1) What is the definition of a true revolution?

2) Is heavy taxation and distributive systems (aka welfare state) the answer?

3) What is the libertarian stance on the disappointments in the form of global Occupy movements after the government bailouts?

 

Will venture to answer them later on. For now, buona notte tutti!

On Capitalism – Preliminary Thoughts

These are my preliminary thoughts regarding capitalism. They originated about 2 months before this publish date. At the present, I am studying the works of Marx through Heilbroner’s “Teachings From The Worldly Philosophy” which includes excerpts from the primary texts in addition to his own commentary (this is in contrast to his more famous book that gives a nice summary of the “worldly philosophers” but opted to leave out the more inaccessible primary texts). Here goes my heuristic learning:

My definition of a capitalist is a person or class of people (since they are more than just a few and share many same characteristics, opinions, lifestyles etc.) that owns a lot* of capital.

*Undefined but you get the idea.

Suppose also, that there is only a fixed amount of money in a closed economy where money doesn’t flow in or out of the system/country. It is in the interest of the capitalist is to accumulate even more capital by investing in various projects or financial instruments/markets. The rest of the people in the country are primarily interested in living good, healthy lives and having enough to support their families, without the drive to earn more than they need to. Since the capitalist is interested in accumulating more and more capital, while the rest of the people are less interested in pursuing that goal, what happens in the end is an accumulation of capital and wealth in the hands of capitalists instead of the rest. This is because there is only a fixed amount of money in the economy as I have already stated above. Thus, capitalism is a zero-sum game where one person/class wins, the other party loses.

Where does this break down? Well some people want to become capitalists too and earn more money, but they are stuck in a rut. They either come from poor backgrounds and couldn’t find a decent job, or have a job that doesn’t pay enough because they didn’t realize what they would have to earn to live the lifestyle they wanted.

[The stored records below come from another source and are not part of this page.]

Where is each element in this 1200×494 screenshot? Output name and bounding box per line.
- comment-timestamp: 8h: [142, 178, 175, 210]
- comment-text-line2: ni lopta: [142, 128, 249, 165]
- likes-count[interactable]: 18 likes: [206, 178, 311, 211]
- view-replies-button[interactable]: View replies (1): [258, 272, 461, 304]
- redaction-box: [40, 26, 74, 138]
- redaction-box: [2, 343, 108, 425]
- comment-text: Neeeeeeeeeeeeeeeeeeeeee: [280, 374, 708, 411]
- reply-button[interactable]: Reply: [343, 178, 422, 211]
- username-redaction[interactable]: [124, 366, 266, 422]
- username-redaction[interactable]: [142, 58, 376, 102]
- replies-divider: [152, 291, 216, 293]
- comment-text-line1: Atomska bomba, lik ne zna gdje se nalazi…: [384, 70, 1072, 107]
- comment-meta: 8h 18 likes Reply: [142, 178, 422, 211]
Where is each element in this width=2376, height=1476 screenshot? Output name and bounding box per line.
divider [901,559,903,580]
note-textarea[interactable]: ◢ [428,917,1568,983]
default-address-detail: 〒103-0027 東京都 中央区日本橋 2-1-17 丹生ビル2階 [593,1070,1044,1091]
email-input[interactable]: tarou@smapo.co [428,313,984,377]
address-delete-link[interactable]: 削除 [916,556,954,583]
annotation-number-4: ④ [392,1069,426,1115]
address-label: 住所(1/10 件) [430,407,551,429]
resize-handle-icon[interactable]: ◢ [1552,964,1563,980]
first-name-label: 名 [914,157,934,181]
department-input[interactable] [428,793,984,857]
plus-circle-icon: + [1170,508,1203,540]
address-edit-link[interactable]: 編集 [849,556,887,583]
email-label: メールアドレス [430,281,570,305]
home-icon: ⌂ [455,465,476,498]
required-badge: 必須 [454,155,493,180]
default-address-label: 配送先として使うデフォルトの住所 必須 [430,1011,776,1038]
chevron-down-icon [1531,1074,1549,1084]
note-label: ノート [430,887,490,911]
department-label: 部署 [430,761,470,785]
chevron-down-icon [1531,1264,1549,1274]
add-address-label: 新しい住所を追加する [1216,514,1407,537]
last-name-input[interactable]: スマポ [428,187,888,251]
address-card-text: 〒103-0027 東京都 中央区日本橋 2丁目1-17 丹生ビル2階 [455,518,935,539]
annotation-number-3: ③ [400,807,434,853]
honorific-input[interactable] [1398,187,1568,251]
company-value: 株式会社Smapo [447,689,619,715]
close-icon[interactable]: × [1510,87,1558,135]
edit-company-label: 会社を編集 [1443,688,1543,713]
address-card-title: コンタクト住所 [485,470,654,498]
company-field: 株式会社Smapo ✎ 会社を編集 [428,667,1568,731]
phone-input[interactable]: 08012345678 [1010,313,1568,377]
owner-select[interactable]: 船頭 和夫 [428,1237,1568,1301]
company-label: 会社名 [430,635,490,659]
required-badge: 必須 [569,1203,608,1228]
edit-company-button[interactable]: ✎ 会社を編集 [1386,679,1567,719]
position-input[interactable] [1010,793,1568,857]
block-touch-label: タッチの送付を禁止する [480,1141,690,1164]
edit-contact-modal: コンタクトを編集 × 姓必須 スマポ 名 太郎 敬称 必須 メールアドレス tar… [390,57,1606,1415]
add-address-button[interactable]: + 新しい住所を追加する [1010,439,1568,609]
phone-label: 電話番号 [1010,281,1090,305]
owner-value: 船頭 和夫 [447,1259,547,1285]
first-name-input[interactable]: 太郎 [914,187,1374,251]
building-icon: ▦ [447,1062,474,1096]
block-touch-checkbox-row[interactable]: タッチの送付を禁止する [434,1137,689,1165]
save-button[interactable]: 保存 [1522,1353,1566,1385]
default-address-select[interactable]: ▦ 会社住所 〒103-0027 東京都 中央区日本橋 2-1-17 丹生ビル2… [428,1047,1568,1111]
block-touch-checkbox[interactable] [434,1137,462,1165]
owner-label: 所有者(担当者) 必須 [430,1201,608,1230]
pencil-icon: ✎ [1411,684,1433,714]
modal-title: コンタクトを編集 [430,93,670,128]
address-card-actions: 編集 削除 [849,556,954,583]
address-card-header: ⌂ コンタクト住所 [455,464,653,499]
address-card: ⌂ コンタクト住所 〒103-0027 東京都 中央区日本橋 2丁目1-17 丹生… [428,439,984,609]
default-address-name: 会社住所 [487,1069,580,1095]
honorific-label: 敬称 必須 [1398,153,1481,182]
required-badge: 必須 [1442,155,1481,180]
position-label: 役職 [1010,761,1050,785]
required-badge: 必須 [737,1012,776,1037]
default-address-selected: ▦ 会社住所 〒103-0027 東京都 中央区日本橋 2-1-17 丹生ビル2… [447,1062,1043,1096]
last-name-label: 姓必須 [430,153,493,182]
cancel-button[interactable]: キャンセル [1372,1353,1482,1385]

Should we say that a lot of average people chose a harder life for themselves because they could have picked better corporate jobs?

Should we blame them for wanting to do what they wanted instead of what would make them money?

Should we blame some for being lazy and not chasing the lifestyle they want?

Should we blame the government? Labor market? Corporations? Any business? for not paying higher wages to employees?

Should we blame profit maximization? Shouldn’t it be a right for companies to maximize profits?

Are there enough capitalist positions to be filled in this world?